寮の敷地の中と外では、空気が違う。そう感じるのは私だけだろうか。
ネットで買ったワンピースの裾が、風に揺れて膝をくすぐる。
「また今日はえらくめかしこんだな。まつ毛の量が増えているのは化粧か?」
「私だって、女子ですから」
母が亡くなってからドタバタで、着の身着のままで家を飛び出した私は、おしゃれに傾ける気力を残していなかった。
このアスファルトの道を、裸足で走った。足の裏だけでなく、爪もぼろぼろになった。
生きなければならないから、恩を返さなくてはならないから、寮母になった。毎日毎日汗だくで働いた。寝るところがあるだけで幸せだった。

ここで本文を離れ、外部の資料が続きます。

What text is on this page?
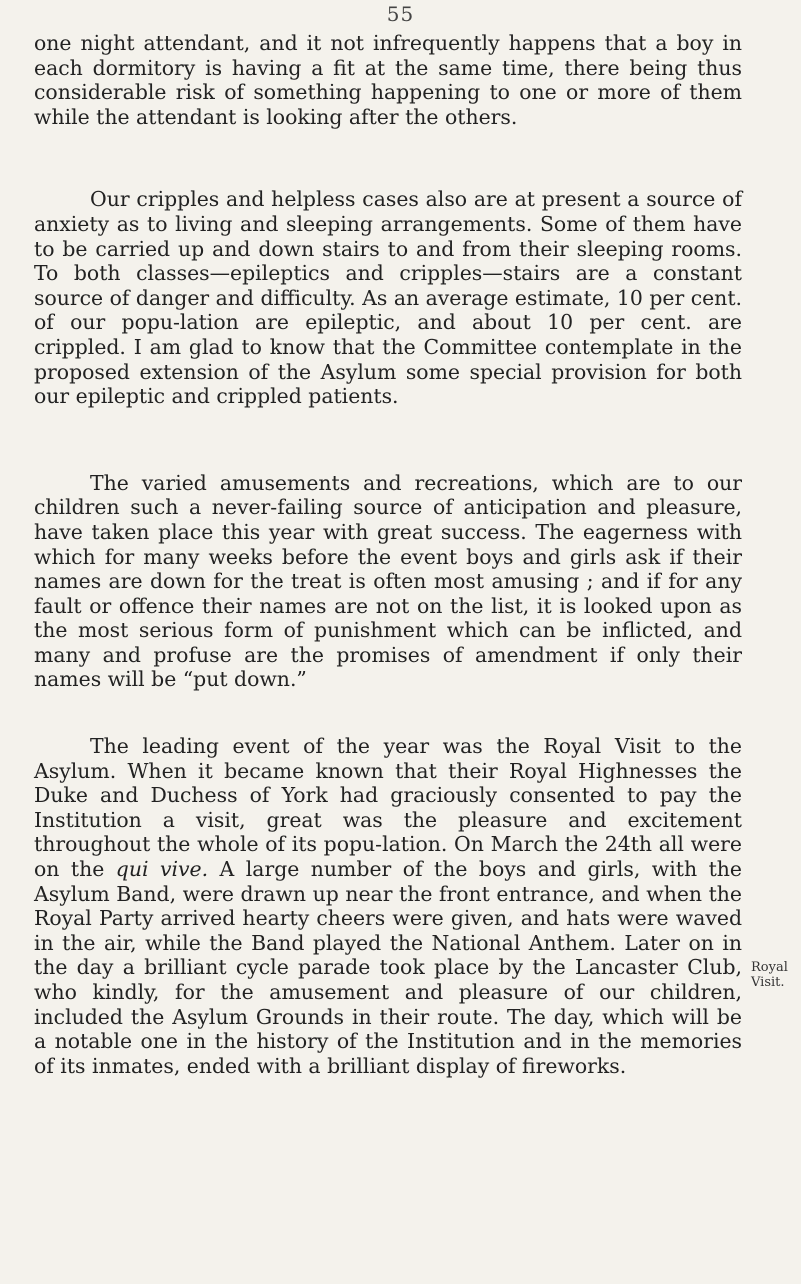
55

one night attendant, and it not infrequently happens that a boy in each dormitory is having a fit at the same time, there being thus considerable risk of something happening to one or more of them while the attendant is looking after the others.

Our cripples and helpless cases also are at present a source of anxiety as to living and sleeping arrangements. Some of them have to be carried up and down stairs to and from their sleeping rooms. To both classes—epileptics and cripples—stairs are a constant source of danger and difficulty. As an average estimate, 10 per cent. of our popu-lation are epileptic, and about 10 per cent. are crippled. I am glad to know that the Committee contemplate in the proposed extension of the Asylum some special provision for both our epileptic and crippled patients.

The varied amusements and recreations, which are to our children such a never-failing source of anticipation and pleasure, have taken place this year with great success. The eagerness with which for many weeks before the event boys and girls ask if their names are down for the treat is often most amusing ; and if for any fault or offence their names are not on the list, it is looked upon as the most serious form of punishment which can be inflicted, and many and profuse are the promises of amendment if only their names will be “put down.”

The leading event of the year was the Royal Visit to the Asylum. When it became known that their Royal Highnesses the Duke and Duchess of York had graciously consented to pay the Institution a visit, great was the pleasure and excitement throughout the whole of its popu-lation. On March the 24th all were on the qui vive. A large number of the boys and girls, with the Asylum Band, were drawn up near the front entrance, and when the Royal Party arrived hearty cheers were given, and hats were waved in the air, while the Band played the National Anthem. Later on in the day a brilliant cycle parade took place by the Lancaster Club, who kindly, for the amusement and pleasure of our children, included the Asylum Grounds in their route. The day, which will be a notable one in the history of the Institution and in the memories of its inmates, ended with a brilliant display of fireworks.

Royal Visit.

「そうだった。お前はおなごだったな。今日は特別かわいいおなごだ」
口の片端を上げて微笑んだ土方さんに、頭を優しくぽんぽんされた。せっかく整えた髪を崩してはいけないと思ったのだろう。
ん? ちょっと待って。昔の女の人って、みんな髪を結っていたよね。ということは、普通、大人の女性が頭を撫でられることなんてなかったのでは?
「土方さん、私のことをおかっぱ頭の子供だと思ってますね?」
「なんでそうなる」
先ほどの推理を話すと、土方さんは声を出して笑った。
「たしかにな。いや、これはテレビで男が女にやってたから、真似しただけだ」
ドラマかなにかを見たのか。もしや、壁ドンや顎クイ、髪キスもそこから学んで、試してみたとか?
「お前のことをガキだと思ったことは、一度もねえよ」
じゃあ、どう思っているんですか。
聞こうしたけど、やめた。意気地のない自分に負けた。